Chef (2014)

Sometimes, a movie like Chef is just exactly what you need. Jon Favreau’s latest directorial effort seems a far cry from his Iron Man days and is just about as different as it gets from a fall blockbuster, although Robert Downey Jr. does pop up. The closest you get to an action sequence in Chef is a skillful wielding of a carving knife going to town on a smoked pork loin, which itself certainly isn’t an ascetic display. It’s simple, but that’s not to say it’s ever dull.

The casting for Chef caused an early stir – “the dude who kicked off the Marvel Cinematic Universe directing and starring in a film also starring Iron Man himself, Black Widow herself, and Sid from Ice Age himself?! Chef is going to be so badass!!” – but the fact of the matter is that Chef isn’t the type of movie that has hype or sequels or post-credit cameos by other superpowered chefs from the same franchise. Chef is a tiny, unassuming, been-there-done-that flick about a guy who really just wants to cook some delicious food. Somehow, that’s supposed to be a compliment.

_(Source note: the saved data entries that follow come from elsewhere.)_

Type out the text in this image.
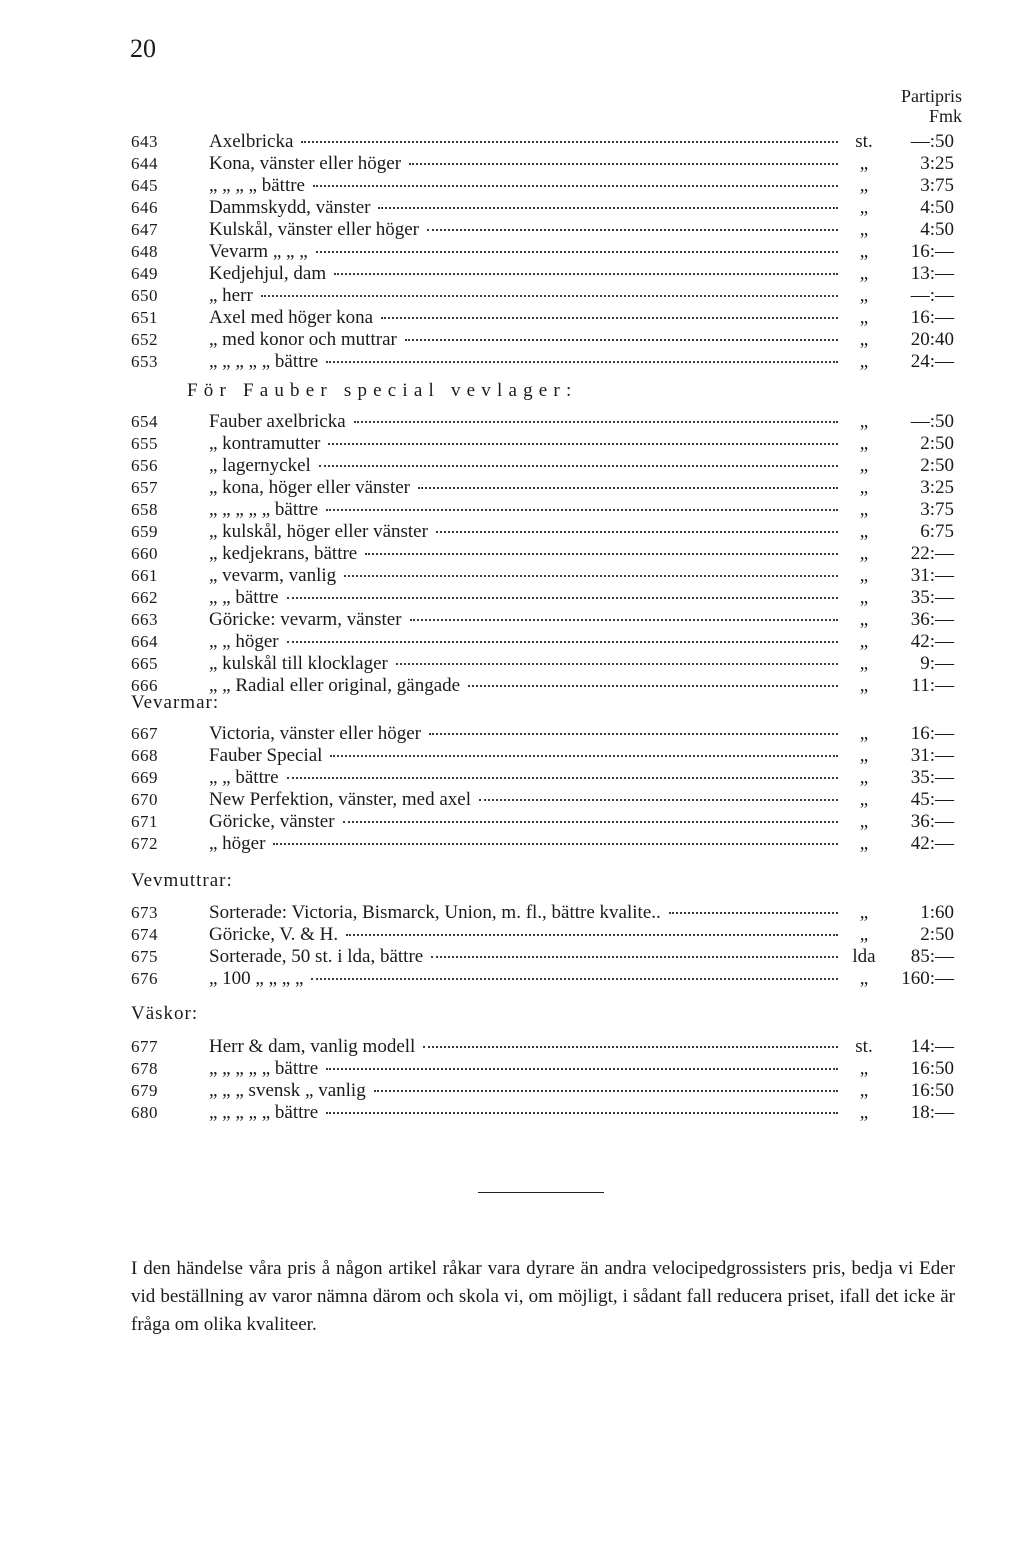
20
Partipris
Fmk
För Fauber special vevlager:
Vevarmar:
Vevmuttrar:
Väskor:
643	Axelbricka	st.	—:50
644	Kona, vänster eller höger	„	3:25
645	„ „ „ „ bättre	„	3:75
646	Dammskydd, vänster	„	4:50
647	Kulskål, vänster eller höger	„	4:50
648	Vevarm „ „ „	„	16:—
649	Kedjehjul, dam	„	13:—
650	„ herr	„	—:—
651	Axel med höger kona	„	16:—
652	„ med konor och muttrar	„	20:40
653	„ „ „ „ „ bättre	„	24:—
654	Fauber axelbricka	„	—:50
655	„ kontramutter	„	2:50
656	„ lagernyckel	„	2:50
657	„ kona, höger eller vänster	„	3:25
658	„ „ „ „ „ bättre	„	3:75
659	„ kulskål, höger eller vänster	„	6:75
660	„ kedjekrans, bättre	„	22:—
661	„ vevarm, vanlig	„	31:—
662	„ „ bättre	„	35:—
663	Göricke: vevarm, vänster	„	36:—
664	„ „ höger	„	42:—
665	„ kulskål till klocklager	„	9:—
666	„ „ Radial eller original, gängade	„	11:—
667	Victoria, vänster eller höger	„	16:—
668	Fauber Special	„	31:—
669	„ „ bättre	„	35:—
670	New Perfektion, vänster, med axel	„	45:—
671	Göricke, vänster	„	36:—
672	„ höger	„	42:—
673	Sorterade: Victoria, Bismarck, Union, m. fl., bättre kvalite..	„	1:60
674	Göricke, V. & H.	„	2:50
675	Sorterade, 50 st. i lda, bättre	lda 85:—
676	„ 100 „ „ „ „	„	160:—
677	Herr & dam, vanlig modell	st.	14:—
678	„ „ „ „ „ bättre	„	16:50
679	„ „ „ svensk „ vanlig	„	16:50
680	„ „ „ „ „ bättre	„	18:—
I den händelse våra pris å någon artikel råkar vara dyrare än andra velocipedgrossisters pris, bedja vi Eder vid beställning av varor nämna därom och skola vi, om möjligt, i sådant fall reducera priset, ifall det icke är fråga om olika kvaliteer.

Favreau is full Guy Fieri (minus the stupid dyed hair) as Chef Carl Casper, relatively renowned at a local restaurant and doing pretty well as he prepares for an upcoming review by a notoriously harsh critic. When the review tears apart not only his cooking but his personal life, Carl loses it (insisting in front of a restaurant full of customers that the chocolate lava cake is sufficiently molten) and is promptly fired. On a whim, he buys a food truck and hits the road with his slightly-estranged son and his good buddy John Leguizamo. Really, everyone should hit the road with their good buddy John Leguizamo when things get rough. Does wonders for me, anyway.

The simplicity of Chef is comforting, at least insofar as we’re able to recognize massive Hollywood icons acting in a movie with a small budget that’s actually good. Favreau isn’t breaking any new ground here, but at a certain point that just stops mattering. It’s entertaining. That’s groundbreaking enough, I’m sad to say, given that the top box office film in the States at the time of writing this is seriously the Ouija movie.

That said, if food isn’t your thing, it’s entirely conceivable that you’ll find Chef boring and one-note. The third act seems a bit rushed, and a few characters that seemed to matter in the opening scenes of the film never even pop back up. The challenge is overcome fairly easily, and after Chef Casper regains his success there’s little else to do besides – well, cook. Favreau could polish his screenplay a little more, sure, but Chef seems content without having to go up for any Academy Awards in the writing categories.

Alongside the entertainment, Chef managed to make me really really hungry. Mouthwateringly so. Cubanos, medianoches, and tostones star alongside aglio e olio and mojo-marinated pork. Yeah, Scarlett Johansson and Oscar winners Dustin Hoffman and Downey Jr. acquit themselves admirably enough, but it’s the food in Chef that steals the show. INSERT OBLIGATORY FOOD PUN (like: “Chef is an off-menu treat!”) HERE.